Toni mengaku optimis target tersebut bisa tercapai. Karena pada Pemilu sebelumnya, PDS nyaris mendapat kursi di Dapil II (Mulyorejo, Sukolilo. Kenjeran, Semampir dan Bulak). Kala itu,  menurut Toni, partainya kalah dengan PKNU dengan selisih hanya 100 suara.

Untuk itu, pada Pemilu 2014 mendatang, Dapil II akan dapat perhatian serius dari PDS Surabaya agar target 5 kursi bisa tercapai.

Meski selama ini tak punya kader yang duduk di dewan dari dapil II, bukan berarti pihaknya tidak peduli dengan konstituen di dapil tersebut. Sebab selama ini  kegiatan di dapil II di back-up oleh kader PDS yang duduk di DPRD Jatim, Marcus Remiasa.

Ditanya soal pencalegan, Toni mengaku, saat ini  PDS Surabaya tengah mempersiapkan pencalegan dari internal partai. Dan yang prioritaskan dan diberi kesempatan seluas-luasnya adalah perwakilan dari DPR-an (PAC). Setelah itu baru tokoh agama dan masyarakat umum yang ingin maju menggunakan kendaraan PDS.

“Jadi kader-kader PDS di tingkat DPR-an yang memiliki pengalaman dan kemampuan kita utamakan untuk mewarnai kiptah PDS di DPRD Surabaya,” ungkapnya..

Diakui, PDS Surabaya sendiri telah mendaftarkan diri ke KPU Surabaya untuk menjadi peserta Pemilu 2014. Untuk verifikasi KTA, PDS Surabaya telah mengumpulkan 1.521. “Kekurangan -kekurangan saat mendaftar lalu sudah kita lengkapi semua,”tuturnya.

Hingga hari terakhir pengumpulan kelengkapan, hanya tiga parpol yang mendaftar ke KPU Surabaya. Dengan begitu,  total ada 27 parpol yang mendaftar untuk ikut pemilu 2014. Berkas kelengkapan ini akan diverifikasi menunggu verifikasi administrasi dari KPU Pusat.

Menurut Komisioner Bidang Penyelenggaraan, Edward Dewaruci, hari terakhir ada sekitar enam parpol yang datang. Tiga parpol baru mendaftar, sedangkan tiga sisanya melengkapi persyaratan yang kurang pada pendaftaran tanggal 7 September lalu.

 

KPU Pusat menverifikasi terkait kepengurusan parpol di propinsi sampai 75 persen di  kota/kabupaten, kemudian 50 persen PAC di kabupaten/kota. Selain itu, kepengurusan juga harus diduduki perempuan sebanyak 30 persen.

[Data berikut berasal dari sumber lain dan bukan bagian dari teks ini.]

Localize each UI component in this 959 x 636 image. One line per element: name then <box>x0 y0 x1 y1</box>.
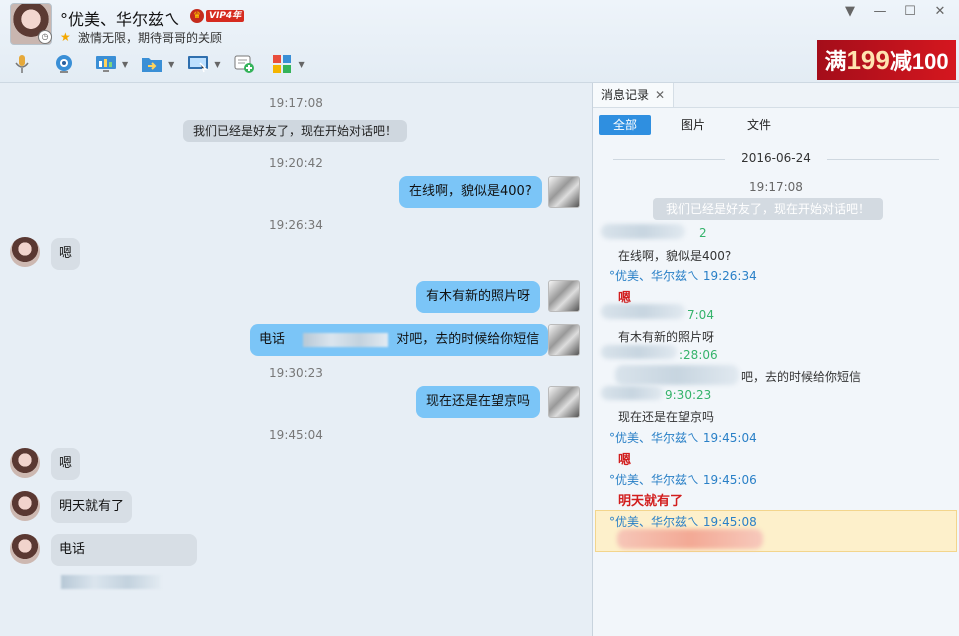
redacted-text <box>601 345 677 359</box>
chevron-down-icon[interactable]: ▼ <box>214 60 220 69</box>
message-bubble-sent[interactable]: 在线啊，貌似是400? <box>399 176 542 208</box>
message-timestamp: 19:17:08 <box>269 96 323 110</box>
self-avatar[interactable] <box>548 280 580 312</box>
message-history-panel: 消息记录 ✕ 全部 图片 文件 2016-06-24 19:17:08 我们已经是… <box>593 83 959 636</box>
filter-all[interactable]: 全部 <box>599 115 652 135</box>
star-icon: ★ <box>60 30 71 44</box>
send-file-button[interactable] <box>140 53 164 75</box>
message-bubble-received[interactable]: 嗯 <box>51 448 81 480</box>
message-bubble-received[interactable]: 电话 <box>51 534 197 589</box>
tab-message-history[interactable]: 消息记录 ✕ <box>593 83 675 107</box>
clock-icon: ◷ <box>38 30 52 44</box>
video-call-button[interactable] <box>52 53 76 75</box>
screen-share-icon <box>96 56 116 72</box>
history-entry-header: :28:06 <box>679 348 718 362</box>
history-date: 2016-06-24 <box>741 151 811 165</box>
chat-toolbar: ▼ ▼ ▼ ▼ <box>10 52 317 76</box>
contact-signature: 激情无限，期待哥哥的关顾 <box>78 31 223 45</box>
maximize-icon[interactable]: ☐ <box>900 4 920 19</box>
monitor-icon <box>188 56 209 73</box>
redacted-text <box>615 365 739 385</box>
self-avatar[interactable] <box>548 324 580 356</box>
history-entry-header: °优美、华尔兹ㄟ 19:45:06 <box>609 473 757 487</box>
message-text: 对吧，去的时候给你短信 <box>396 332 540 347</box>
history-entry-text[interactable]: 明天就有了 <box>618 490 683 509</box>
screenshot-button[interactable] <box>186 53 210 75</box>
contact-avatar[interactable] <box>10 237 40 267</box>
webcam-icon <box>56 55 72 73</box>
history-entry-header: 7:04 <box>687 308 714 322</box>
promo-text-3: 减100 <box>889 49 949 74</box>
message-bubble-sent[interactable]: 有木有新的照片呀 <box>416 281 541 313</box>
chevron-down-icon[interactable]: ▼ <box>122 60 128 69</box>
microphone-icon <box>15 55 29 73</box>
separator-line <box>613 159 725 160</box>
history-entry-text[interactable]: 吧，去的时候给你短信 <box>741 368 861 385</box>
contact-avatar[interactable] <box>10 534 40 564</box>
separator-line <box>827 159 939 160</box>
voice-call-button[interactable] <box>10 53 34 75</box>
history-entry-text[interactable]: 嗯 <box>618 449 631 468</box>
minimize-icon[interactable]: — <box>870 4 890 19</box>
tab-label: 消息记录 <box>601 88 650 102</box>
remote-desktop-button[interactable] <box>94 53 118 75</box>
message-timestamp: 19:26:34 <box>269 218 323 232</box>
chat-header: ◷ °优美、华尔兹ㄟ ♛ VIP4年 ★ 激情无限，期待哥哥的关顾 ▼ — ☐ … <box>0 0 959 83</box>
redacted-text <box>303 332 389 347</box>
message-timestamp: 19:30:23 <box>269 366 323 380</box>
vip-label: VIP4年 <box>206 10 245 22</box>
folder-icon <box>142 58 163 72</box>
message-text: 电话 <box>59 542 86 557</box>
apps-button[interactable] <box>270 53 294 75</box>
history-entry-header: °优美、华尔兹ㄟ 19:45:04 <box>609 431 757 445</box>
filter-images[interactable]: 图片 <box>667 115 719 135</box>
promo-text-1: 满 <box>824 49 847 74</box>
contact-avatar[interactable] <box>10 448 40 478</box>
message-bubble-sent[interactable]: 现在还是在望京吗 <box>416 386 541 418</box>
redacted-text <box>61 574 161 589</box>
filter-files[interactable]: 文件 <box>733 115 785 135</box>
redacted-text <box>601 304 685 319</box>
send-message-tool-button[interactable] <box>232 53 256 75</box>
message-bubble-sent[interactable]: 电话 对吧，去的时候给你短信 <box>250 324 549 356</box>
message-bubble-received[interactable]: 明天就有了 <box>51 491 133 523</box>
add-message-icon <box>234 55 255 73</box>
redacted-text <box>601 386 663 400</box>
redacted-text <box>601 224 685 239</box>
dropdown-icon[interactable]: ▼ <box>840 4 860 19</box>
close-icon[interactable]: ✕ <box>655 88 665 102</box>
redacted-text <box>617 529 763 549</box>
crown-icon: ♛ <box>190 9 204 23</box>
history-tab-bar: 消息记录 ✕ <box>593 83 959 108</box>
contact-avatar[interactable] <box>10 491 40 521</box>
apps-grid-icon <box>273 55 292 73</box>
chevron-down-icon[interactable]: ▼ <box>168 60 174 69</box>
promo-text-2: 199 <box>846 44 890 75</box>
history-system-message: 我们已经是好友了，现在开始对话吧！ <box>653 198 883 220</box>
history-entry-header: °优美、华尔兹ㄟ 19:45:08 <box>609 515 757 529</box>
close-icon[interactable]: ✕ <box>930 4 950 19</box>
message-timestamp: 19:20:42 <box>269 156 323 170</box>
chevron-down-icon[interactable]: ▼ <box>298 60 304 69</box>
chat-message-area[interactable]: 19:17:08 我们已经是好友了，现在开始对话吧！ 19:20:42 在线啊，… <box>0 83 592 636</box>
message-bubble-received[interactable]: 嗯 <box>51 238 81 270</box>
vip-badge[interactable]: ♛ VIP4年 <box>190 9 245 23</box>
history-entry-header: °优美、华尔兹ㄟ 19:26:34 <box>609 269 757 283</box>
self-avatar[interactable] <box>548 386 580 418</box>
message-timestamp: 19:45:04 <box>269 428 323 442</box>
history-date-separator: 2016-06-24 <box>593 151 959 165</box>
history-entry-text[interactable]: 现在还是在望京吗 <box>618 408 714 425</box>
history-entry-header: 9:30:23 <box>665 388 712 402</box>
contact-nickname[interactable]: °优美、华尔兹ㄟ <box>60 6 180 30</box>
self-avatar[interactable] <box>548 176 580 208</box>
history-entry-text[interactable]: 在线啊，貌似是400? <box>618 247 731 264</box>
system-message: 我们已经是好友了，现在开始对话吧！ <box>183 120 408 142</box>
promo-banner[interactable]: 满 199 减100 <box>817 40 956 80</box>
history-entry-header: 2 <box>699 226 707 240</box>
message-text: 电话 <box>259 332 286 347</box>
history-entry-text[interactable]: 有木有新的照片呀 <box>618 328 714 345</box>
history-timestamp: 19:17:08 <box>749 180 803 194</box>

“Verifikasi administrasi dilakukan KPU Pusat paling tidak sebelum 26 Oktober. Karena pada tanggal itu, kami sudah harus melakukan verifikasi faktual,” tandas Edward.

Dalam verifikasi faktual, KPU Surabaya menyeleksi kartu tanda anggota yang diserahkan parpol (minimal 1.000 KTA), kepengurusan dan kedudukan kantor. (red)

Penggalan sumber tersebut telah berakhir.